С Кирой произошло счастливое сочетание, когда она меня не ущемляла. Она мне дала возможность реализации, как подарок. Она новатор, ее фильмы не устаревают, они очень энергетические.
— Вам бы хотелось сняться у нее в новом фильме?
— Опять же, если я отвечу себе на вопрос: «Зачем?» Если это будет отвечать моим задачам, то почему бы нет? Я люблю кино, это моя жизнь. Зачем я пришла сюда чтобы строчить на бумажке и потом, глядя на экран, переживать, потому что больно смотреть, больно слышать?
— Вы всегда так воспринимаете фильмы, снятые по вашим текстам?
— Наверно, я слишком зациклена на своем воображении, на том, как я себе это представляю. Меня всегда ранит чужое изображение, ранит в буквальном смысле — мне больно и слышать, и видеть. Может быть, надо наращивать толстую кожу, не реагировать, в конце концов можно смириться. Некоторых это устраивает, некоторые начинают писать романы, думая, что там в полной мере воплотятся. Иллюзии помогают им жить, переносить тяготы, ведь человек защищается разными путями. Некоторых устраивает такое положение вещей, у них проблемы как продать сценарий, жить как-то на это. У меня нет потребности зарабатывать на этом, для меня это не способ зарабатывания денег, а «задача жизни», выполнить которую очень важно.

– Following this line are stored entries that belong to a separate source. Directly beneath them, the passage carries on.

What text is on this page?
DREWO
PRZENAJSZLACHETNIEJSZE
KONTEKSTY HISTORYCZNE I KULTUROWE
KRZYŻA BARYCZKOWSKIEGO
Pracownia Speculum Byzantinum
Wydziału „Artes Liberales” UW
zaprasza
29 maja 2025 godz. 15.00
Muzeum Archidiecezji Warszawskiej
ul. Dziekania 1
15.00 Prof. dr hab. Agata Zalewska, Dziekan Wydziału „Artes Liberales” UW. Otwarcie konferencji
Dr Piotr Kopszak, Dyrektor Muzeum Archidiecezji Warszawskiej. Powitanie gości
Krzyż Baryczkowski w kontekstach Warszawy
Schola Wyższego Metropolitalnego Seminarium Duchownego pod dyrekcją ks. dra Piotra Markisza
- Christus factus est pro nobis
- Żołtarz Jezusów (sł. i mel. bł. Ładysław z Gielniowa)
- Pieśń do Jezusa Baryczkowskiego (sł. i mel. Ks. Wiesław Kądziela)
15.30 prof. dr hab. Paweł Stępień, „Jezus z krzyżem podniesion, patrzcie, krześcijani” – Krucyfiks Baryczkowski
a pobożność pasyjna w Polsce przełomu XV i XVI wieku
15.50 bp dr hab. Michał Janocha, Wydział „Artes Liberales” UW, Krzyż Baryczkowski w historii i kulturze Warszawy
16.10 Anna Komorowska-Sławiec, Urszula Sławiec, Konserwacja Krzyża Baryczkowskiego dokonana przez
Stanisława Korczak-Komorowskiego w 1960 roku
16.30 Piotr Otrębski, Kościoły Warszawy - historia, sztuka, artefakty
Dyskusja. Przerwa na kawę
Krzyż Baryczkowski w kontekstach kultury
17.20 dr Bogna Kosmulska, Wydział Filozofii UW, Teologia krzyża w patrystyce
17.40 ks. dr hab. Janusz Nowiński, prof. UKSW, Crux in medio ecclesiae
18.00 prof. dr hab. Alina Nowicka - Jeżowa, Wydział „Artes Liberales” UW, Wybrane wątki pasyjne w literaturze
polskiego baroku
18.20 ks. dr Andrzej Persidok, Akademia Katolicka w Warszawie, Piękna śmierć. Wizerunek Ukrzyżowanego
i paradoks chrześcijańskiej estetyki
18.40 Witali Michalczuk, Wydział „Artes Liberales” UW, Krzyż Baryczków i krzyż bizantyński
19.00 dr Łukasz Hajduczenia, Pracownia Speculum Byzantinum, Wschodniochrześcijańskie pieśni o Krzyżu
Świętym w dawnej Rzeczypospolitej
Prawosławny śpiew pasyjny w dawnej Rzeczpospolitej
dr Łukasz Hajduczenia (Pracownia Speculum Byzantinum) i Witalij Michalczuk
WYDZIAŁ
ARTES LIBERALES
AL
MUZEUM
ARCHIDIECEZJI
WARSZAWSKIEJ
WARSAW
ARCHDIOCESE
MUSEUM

Меня обидело, когда вы сказали, что у меня, как у актрисы, успех более значительный, чем у сценариста. Но когда ты работаешь как сценарист, ты всегда словно «под паркетом», без тебя нельзя, а голос твой чуть слышен. В сценаристах есть какая-то ущербность, но некоторым идет подавленность, а для меня такая работа не может быть успешной. Я хочу распространяться дальше — хочу сама сделать картину и полностью производить контроль всех процессов.
— Ваше желание самой снять фильм — это бунт?
— Бунт, но иначе я просто заболею. Вечное чувство недовольства влияет на тебя чуть ли не физически, ты превращаешься в неудачника. Люди же сублимируются по-разному.
— «Подавленность», «сублимация» термины психологии. Для сценариста знание психологии — необходимость?
— Не скажите. Многое зависит от человека — откуда у него его дар, откуда он черпает силы. Я интересуюсь психологией и оттуда черпаю силы свои, а есть люди, которые, например, изучают какую-нибудь среду. Есть отстраненные сценаристы, которые не интересуются жизнью, у них есть сверхидея в голове, и они ее воплощают.
— Когда вы пишете сценарий, «видите» ли вы фильм?
— Для того чтобы дальше снимать, надо обязательно видеть, представлять себе картинку в какой одежде входит герой, как он садится, какое освещение. Могут быть какие-то вариации, но ты пишешь в сценарии «то, что видно, и то, что слышно». Сценарист должен быть профессионалом. Откуда-то прийти извне и вдруг написать сценарий — я в это не верю. У дилетанта может один раз хорошо получиться, но у этой профессии есть свои законы.